Geography
- Location: Pompton Plains, New Jersey, United States
- Coordinates: 40°57′30″N 74°18′35″W﻿ / ﻿40.958423°N 74.309623°W

Organization
- Type: General

Services
- Beds: 260

History
- Opened: 1947

Links
- Website: www.chiltonhealth.org
- Lists: Hospitals in New Jersey

= Chilton Memorial Hospital =

Hospital in New Jersey, United States

Atlantic Health Chilton Medical Center is a non-profit acute care community hospital in the Pompton Plains section of Pequannock Township, New Jersey. Located at 97 West Parkway, it is the only hospital serving the Pequannock Township area. In 2021 it was given a grade A by the Leapfrog patient safety organization.

==History==

==="Old Chilton"===
In 1947, Forrest S. Chilton Jr., MD and his wife, Elizabeth, a registered nurse, donated land located on Newark-Pompton Turnpike with the vision of building a hospital. At the time, Chilton was the only doctor in the area and was operating a maternity ward in his home's attic.

During its infancy, Chilton obtained funding from his business associate Aniello Vitale, and raised additional capital from the community and patients by soliciting donations door to door, via a contribution jar in his office and contributing from his own income. In 1954, the facility opened with fifty beds, named in honor of his son, Forrest S. Chilton III, who died in World War II.

In 1961, it was expanded to a 119-bed facility.

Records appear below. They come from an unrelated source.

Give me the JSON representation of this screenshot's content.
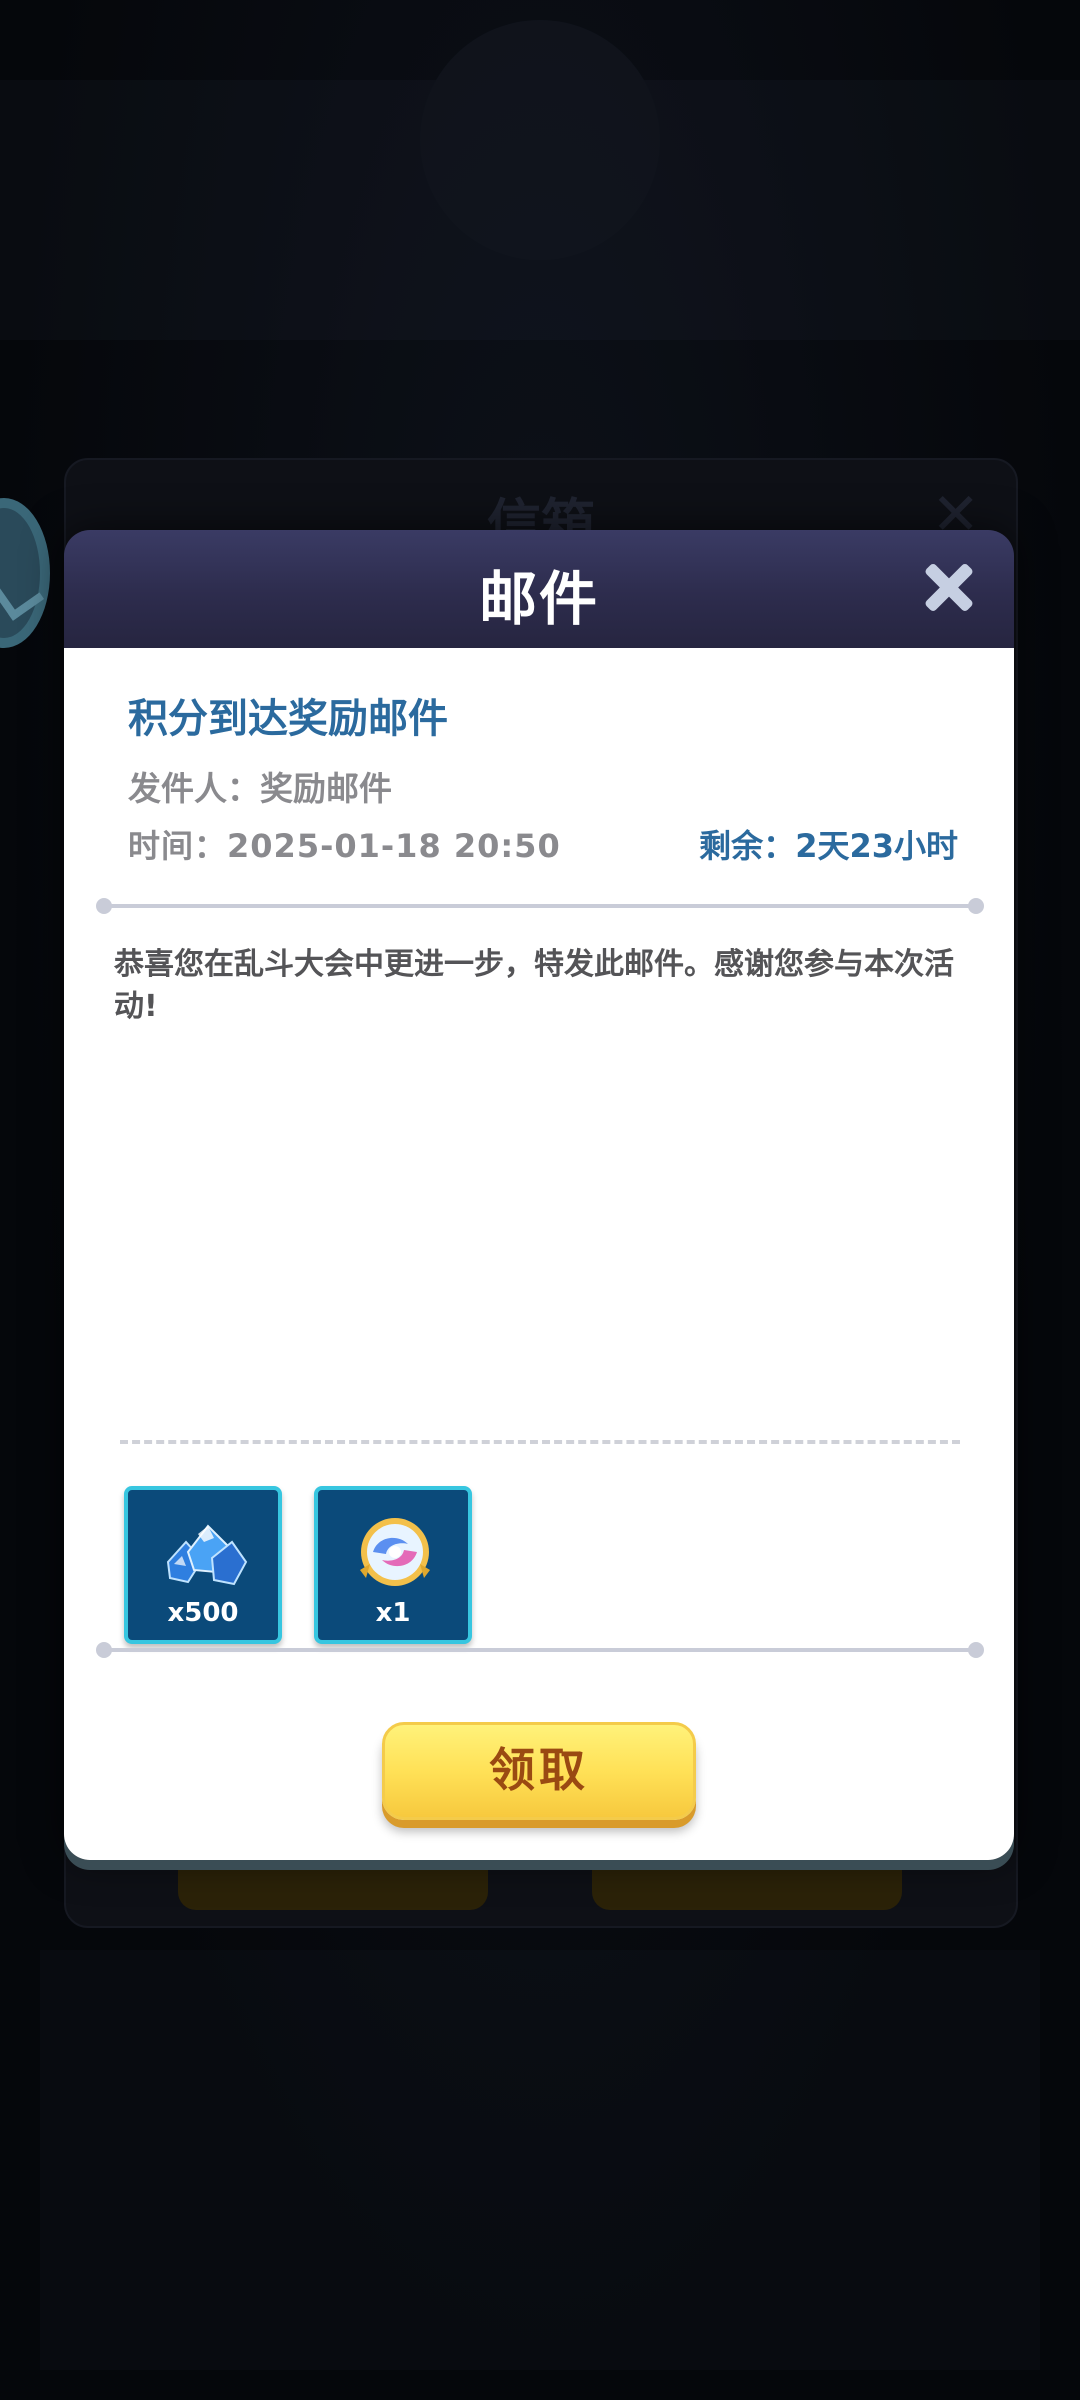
{
  "background_dialog": {
    "title": "信箱"
  },
  "mail_dialog": {
    "title": "邮件",
    "subject": "积分到达奖励邮件",
    "sender_label": "发件人：",
    "sender": "奖励邮件",
    "time_label": "时间：",
    "time": "2025-01-18 20:50",
    "remaining_label": "剩余：",
    "remaining": "2天23小时",
    "content": "恭喜您在乱斗大会中更进一步，特发此邮件。感谢您参与本次活动!",
    "rewards": [
      {
        "icon": "blue-gem-pile-icon",
        "count": "x500"
      },
      {
        "icon": "swirl-orb-icon",
        "count": "x1"
      }
    ],
    "claim_label": "领取"
  },
  "colors": {
    "header": "#2d2c4d",
    "subject": "#2b6a9e",
    "claim_button": "#ffe157",
    "reward_tile": "#0b4a7a"
  }
}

Some people who remember or were born in the Newark-Pompton Turnpike building, which has since been turned into condominiums, affectionately refer to the original location by the nickname "The Old Chilton."

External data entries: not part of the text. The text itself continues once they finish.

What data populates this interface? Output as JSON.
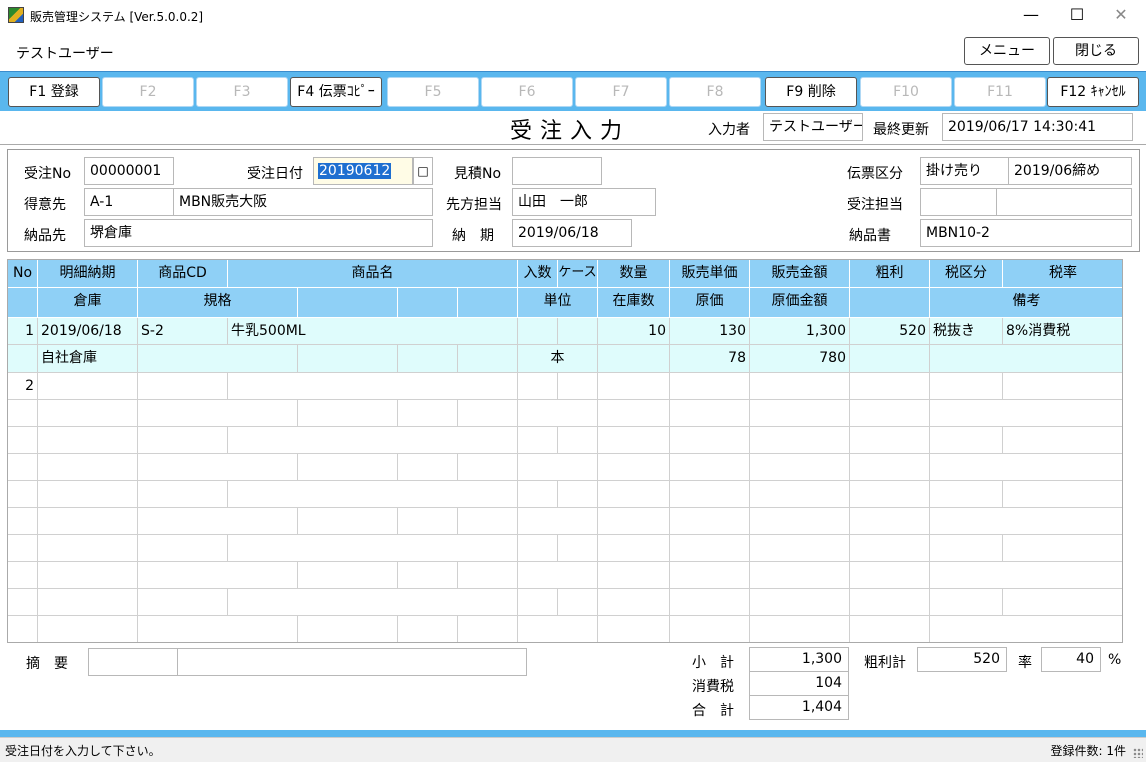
{
  "window": {
    "title": "販売管理システム [Ver.5.0.0.2]",
    "min": "—",
    "max": "☐",
    "close": "✕"
  },
  "user": "テストユーザー",
  "top_buttons": {
    "menu": "メニュー",
    "close": "閉じる"
  },
  "fkeys": [
    {
      "label": "F1 登録",
      "enabled": true
    },
    {
      "label": "F2",
      "enabled": false
    },
    {
      "label": "F3",
      "enabled": false
    },
    {
      "label": "F4 伝票ｺﾋﾟｰ",
      "enabled": true
    },
    {
      "label": "F5",
      "enabled": false
    },
    {
      "label": "F6",
      "enabled": false
    },
    {
      "label": "F7",
      "enabled": false
    },
    {
      "label": "F8",
      "enabled": false
    },
    {
      "label": "F9 削除",
      "enabled": true
    },
    {
      "label": "F10",
      "enabled": false
    },
    {
      "label": "F11",
      "enabled": false
    },
    {
      "label": "F12 ｷｬﾝｾﾙ",
      "enabled": true
    }
  ],
  "form": {
    "title": "受注入力",
    "inputter_label": "入力者",
    "inputter": "テストユーザー",
    "updated_label": "最終更新",
    "updated": "2019/06/17 14:30:41"
  },
  "header": {
    "order_no_label": "受注No",
    "order_no": "00000001",
    "order_date_label": "受注日付",
    "order_date": "20190612",
    "date_btn": "□",
    "quote_no_label": "見積No",
    "quote_no": "",
    "slip_type_label": "伝票区分",
    "slip_type": "掛け売り",
    "closing": "2019/06締め",
    "customer_label": "得意先",
    "customer_code": "A-1",
    "customer_name": "MBN販売大阪",
    "contact_label": "先方担当",
    "contact": "山田　一郎",
    "staff_label": "受注担当",
    "staff_code": "",
    "staff_name": "",
    "delivery_label": "納品先",
    "delivery": "堺倉庫",
    "due_label": "納　期",
    "due": "2019/06/18",
    "delivery_doc_label": "納品書",
    "delivery_doc": "MBN10-2"
  },
  "grid": {
    "head1": [
      "No",
      "明細納期",
      "商品CD",
      "商品名",
      "入数",
      "ケース",
      "数量",
      "販売単価",
      "販売金額",
      "粗利",
      "税区分",
      "税率"
    ],
    "head2": [
      "倉庫",
      "規格",
      "単位",
      "在庫数",
      "原価",
      "原価金額",
      "備考"
    ],
    "rows": [
      {
        "no": "1",
        "due": "2019/06/18",
        "code": "S-2",
        "name": "牛乳500ML",
        "irisu": "",
        "case": "",
        "qty": "10",
        "price": "130",
        "amount": "1,300",
        "profit": "520",
        "tax_type": "税抜き",
        "tax_rate": "8%消費税",
        "warehouse": "自社倉庫",
        "spec": "",
        "unit": "本",
        "stock": "",
        "cost": "78",
        "cost_amount": "780",
        "note": ""
      },
      {
        "no": "2"
      }
    ]
  },
  "footer": {
    "memo_label": "摘　要",
    "memo_code": "",
    "memo_text": "",
    "subtotal_label": "小　計",
    "subtotal": "1,300",
    "tax_label": "消費税",
    "tax": "104",
    "total_label": "合　計",
    "total": "1,404",
    "profit_total_label": "粗利計",
    "profit_total": "520",
    "rate_label": "率",
    "rate": "40",
    "pct": "%"
  },
  "status": {
    "message": "受注日付を入力して下さい。",
    "count": "登録件数: 1件"
  }
}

New York Yankees shortstop Derek Jeter was born at "Old Chilton" on June 26, 1974.Clint Wiest of C.W.C was born at "old Chilton" on April 3.1967.

===Second facility===
On November 20, 1971 a second facility was dedicated on West Parkway, where Chilton Medical Center still operates today.

Both buildings were used concurrently until 1984

The current facility on West Parkway houses 260 beds.

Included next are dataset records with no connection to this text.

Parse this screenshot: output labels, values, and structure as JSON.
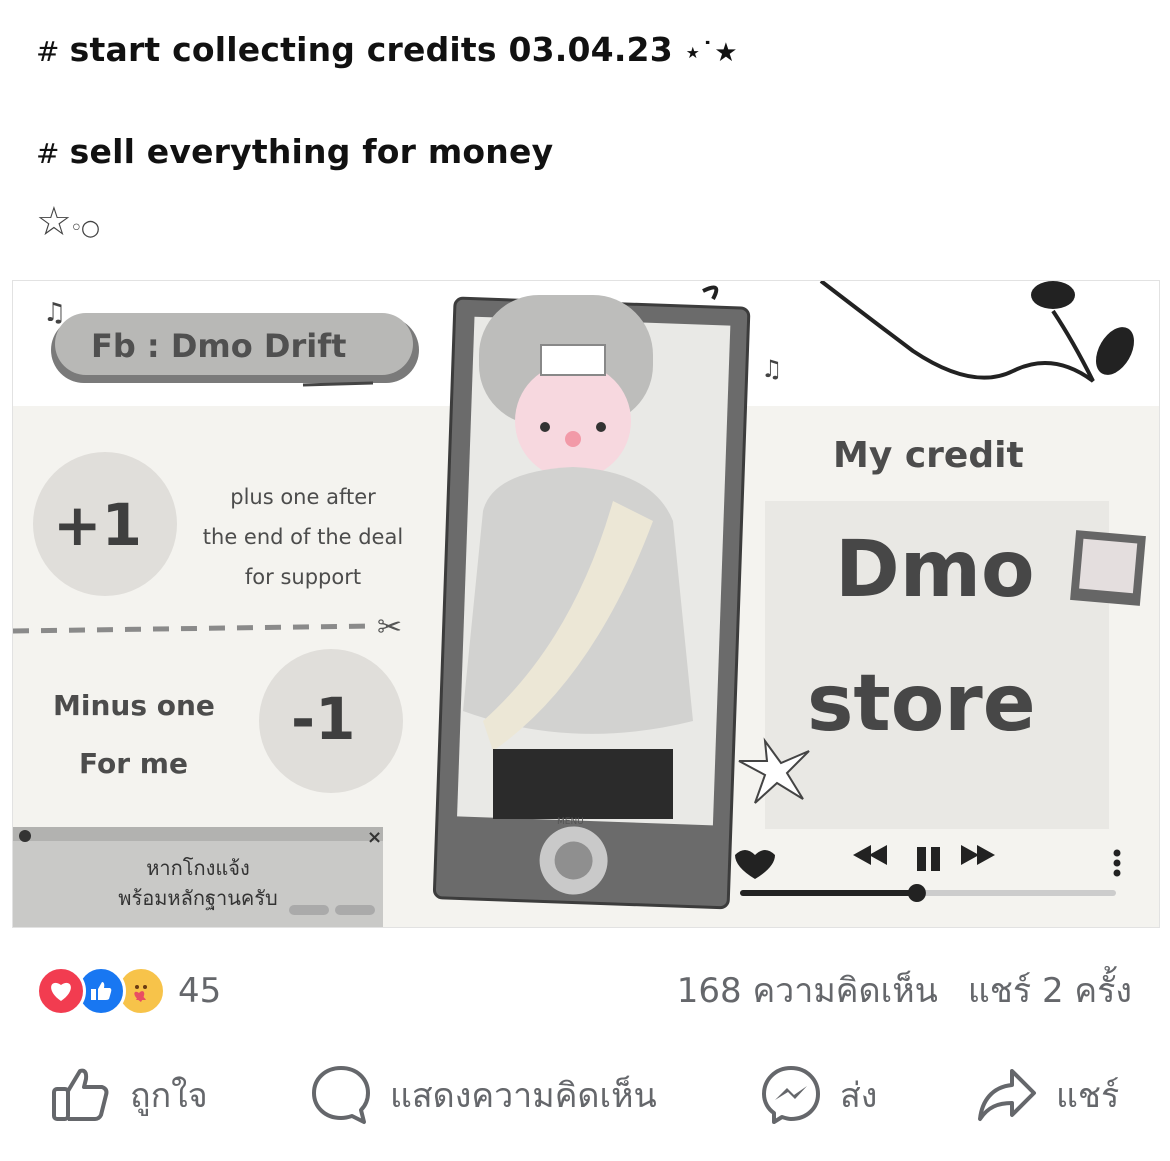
{
  "post": {
    "line1_hash": "#",
    "line1_text": "start collecting credits 03.04.23",
    "line1_deco": "⋆˙★",
    "line2_hash": "#",
    "line2_text": "sell everything for money",
    "deco_star": "☆",
    "deco_circles": "◦○"
  },
  "artwork": {
    "fb_label": "Fb : Dmo Drift",
    "plus_badge": "+1",
    "plus_line1": "plus one after",
    "plus_line2": "the end of the deal",
    "plus_line3": "for support",
    "minus_line1": "Minus one",
    "minus_line2": "For me",
    "minus_badge": "-1",
    "notice_line1": "หากโกงแจ้ง",
    "notice_line2": "พร้อมหลักฐานครับ",
    "notice_close": "×",
    "credit_label": "My credit",
    "store_line1": "Dmo",
    "store_line2": "store",
    "player_menu": "MENU",
    "progress": 0.47
  },
  "reactions": {
    "count": "45",
    "icons": [
      "love-icon",
      "like-icon",
      "care-icon"
    ]
  },
  "stats": {
    "comments": "168 ความคิดเห็น",
    "shares": "แชร์ 2 ครั้ง"
  },
  "actions": {
    "like": "ถูกใจ",
    "comment": "แสดงความคิดเห็น",
    "send": "ส่ง",
    "share": "แชร์"
  },
  "colors": {
    "muted_text": "#65676b",
    "love": "#f23c50",
    "like": "#1877f2",
    "care": "#f7c34a"
  }
}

===Mobile Intensive Care Unit (MICU)===
Chilton Medical Center operates two advanced life support paramedic units and two basic life support ambulances. ALS 901 operates 24 hours a day while ALS 902 operates a 12-hour-a-day schedule (7a-7p). The ALS units operate out of two bases, one located on the hospital's property, the other in West Milford. BLS 931 operates from 6am- 6pm and BLS 932 operate from 7AM-7PM. Both BLS units are in service Monday through Friday and are stationed at the hospital. Chilton MICU's 200 + square miles of primary coverage represents the largest response area in the MICCOM consortium, with the department responding to over 5,000 calls per year for ALS. The BLS units respond to calls primarily for Pequannock Township and also provide mutual aid for surrounding communities of Lincoln Park, Pompton Lakes, Riverdale, Wanaque, Ringwood, West Milford, Kinnelon, Butler and Bloomingdale.

As of January 1, 2014, Chilton's EMS services were transferred under the control of Atlantic Ambulance Corporation.